In order to further enhance numbers from this region, the airline is working with corporates who have offices based in Africa as well as globally. Plans are also underway working with key tour operators in the leisure market offering discounted fares.

Business Enhancement

The airline has focused on the medical tourism segment in an aggressive way. The opportunity was tapped in order to serve the growing medical travel market and to medically connect Africa to the rest of the world. Ethiopian Airlines has also been collaborating with hospitals to introduce a medical travel package to popular medical destinations including the UAE.

Keeping with the business diversification, a Medical Travel Agreement was inked with Thumbay Hospital to collaborate and introduce a medical travel package. The airline expects to target around 3,000 medical tourists in the first year of this agreement.

As per the agreement, it encompasses end-to-end facilitation and coordination of medical travel needs of clients from initial contact up to return to home base after receiving the medical treatment. As per the agreement, both parties have collaborated in the promotion and facilitation of medical travel services from Africa to UAE. As value-added services, Thumbay Hospital will provide for Ethiopian Airlines business class passengers free access to the Hospital’s Marhaba lounge with complimentary basic health check-up.

With the Dubai government seriously focusing on the medical tourism segment, this is an opportune business expansion for the airline. Based on collaborations, it has been noticed that packages are being picked up especially from East Africa. The partnerships with hospitals are not just restricted to Dubai but the entire UAE.

Moving Ahead

The airline is also keen to promote tourism into the destination. In this regard, we would work closely with the Embassy to showcase the varied tourist attractions such as cultural and religious attractions among the many. The growth of tourism will in turn boost passenger numbers for the airline. This growth in passenger numbers is coupled with a strategic plan with aircraft growth of the airline.

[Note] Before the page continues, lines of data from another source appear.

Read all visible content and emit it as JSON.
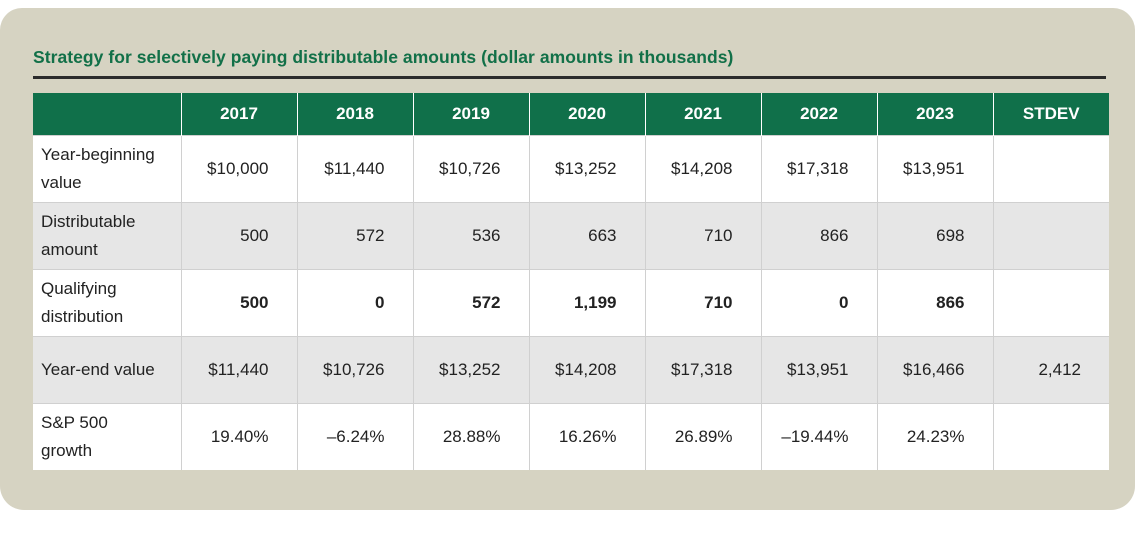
{
  "title": "Strategy for selectively paying distributable amounts (dollar amounts in thousands)",
  "table": {
    "headers": [
      "",
      "2017",
      "2018",
      "2019",
      "2020",
      "2021",
      "2022",
      "2023",
      "STDEV"
    ],
    "rows": [
      {
        "label_line1": "Year-beginning",
        "label_line2": "value",
        "values": [
          "$10,000",
          "$11,440",
          "$10,726",
          "$13,252",
          "$14,208",
          "$17,318",
          "$13,951",
          ""
        ]
      },
      {
        "label_line1": "Distributable",
        "label_line2": "amount",
        "values": [
          "500",
          "572",
          "536",
          "663",
          "710",
          "866",
          "698",
          ""
        ]
      },
      {
        "label_line1": "Qualifying",
        "label_line2": "distribution",
        "values": [
          "500",
          "0",
          "572",
          "1,199",
          "710",
          "0",
          "866",
          ""
        ]
      },
      {
        "label_line1": "Year-end value",
        "label_line2": "",
        "values": [
          "$11,440",
          "$10,726",
          "$13,252",
          "$14,208",
          "$17,318",
          "$13,951",
          "$16,466",
          "2,412"
        ]
      },
      {
        "label_line1": "S&P 500",
        "label_line2": "growth",
        "values": [
          "19.40%",
          "–6.24%",
          "28.88%",
          "16.26%",
          "26.89%",
          "–19.44%",
          "24.23%",
          ""
        ]
      }
    ]
  }
}
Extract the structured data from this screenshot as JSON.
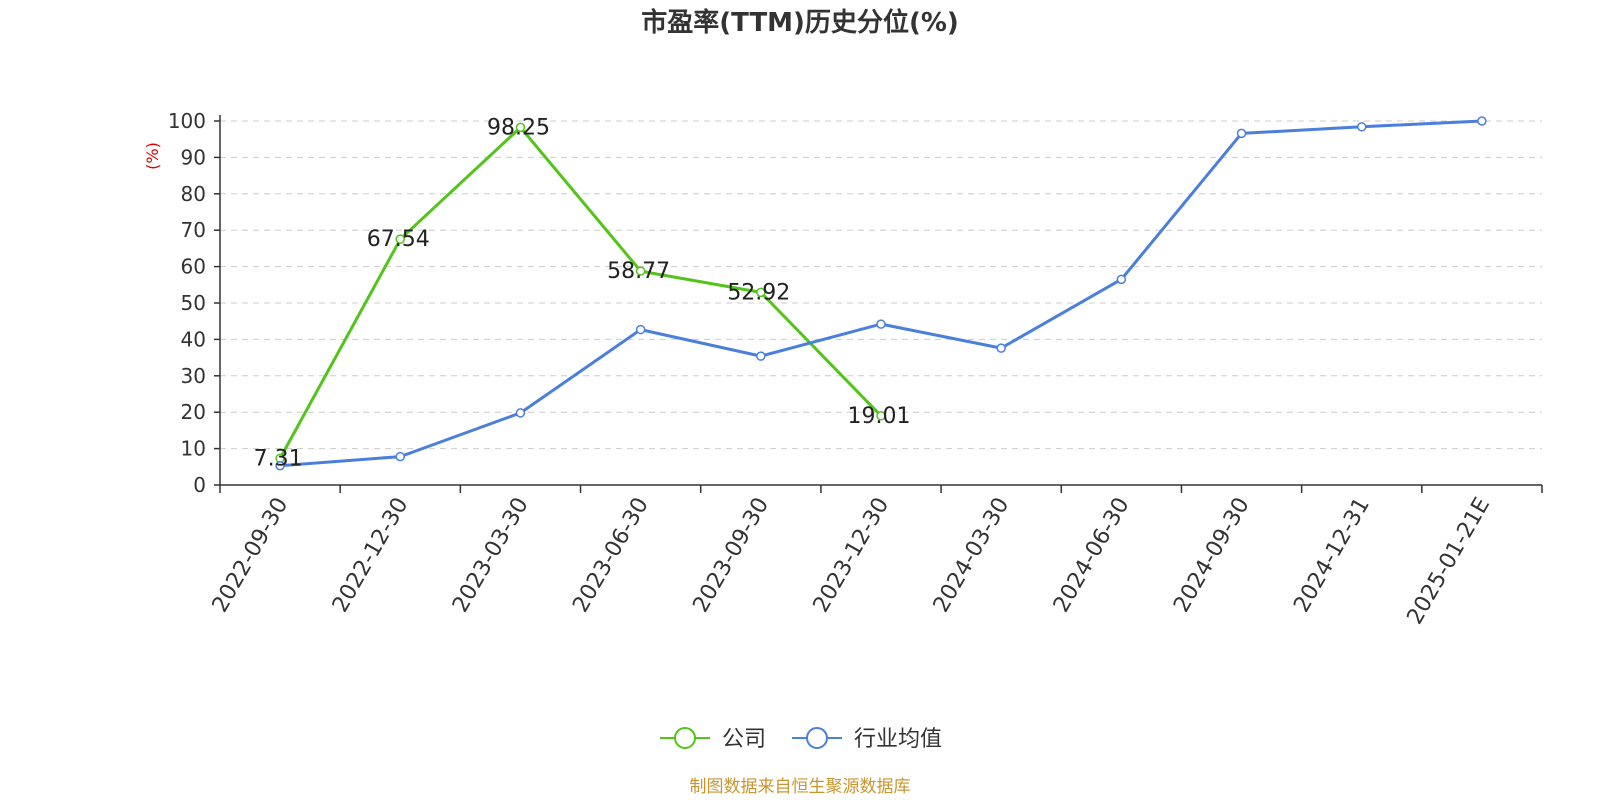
{
  "chart_data": {
    "type": "line",
    "title": "市盈率(TTM)历史分位(%)",
    "ylabel": "(%)",
    "ylim": [
      0,
      100
    ],
    "yticks": [
      0,
      10,
      20,
      30,
      40,
      50,
      60,
      70,
      80,
      90,
      100
    ],
    "grid": true,
    "legend_position": "bottom-center",
    "categories": [
      "2022-09-30",
      "2022-12-30",
      "2023-03-30",
      "2023-06-30",
      "2023-09-30",
      "2023-12-30",
      "2024-03-30",
      "2024-06-30",
      "2024-09-30",
      "2024-12-31",
      "2025-01-21E"
    ],
    "series": [
      {
        "name": "公司",
        "color": "#52c41a",
        "values": [
          7.31,
          67.54,
          98.25,
          58.77,
          52.92,
          19.01,
          null,
          null,
          null,
          null,
          null
        ],
        "labels": [
          "7.31",
          "67.54",
          "98.25",
          "58.77",
          "52.92",
          "19.01",
          null,
          null,
          null,
          null,
          null
        ]
      },
      {
        "name": "行业均值",
        "color": "#4a7fdc",
        "values": [
          5.3,
          7.8,
          19.8,
          42.7,
          35.4,
          44.2,
          37.6,
          56.5,
          96.6,
          98.4,
          100
        ],
        "labels": null
      }
    ],
    "source": "制图数据来自恒生聚源数据库"
  }
}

Ethiopian Airlines believe in a mixed fleet concept taking into account the current financials and a value for money deal. It is undoubtedly less expensive to have one type of aircraft be it in terms of training, pilots, crew and even maintenance. However, from a service perspective, a mixed fleet is the better way ahead.

With a strong forecast charted out, the airline is keen to further enhance its presence in the region. This focus is being targeted with a structured view of its distribution channels wherein travel agent segment accounts for around 65 – 70% of the airline’s booking; followed by 20% bookings coming through the direct airline website and the rest 10 – 15% from local and regional offices.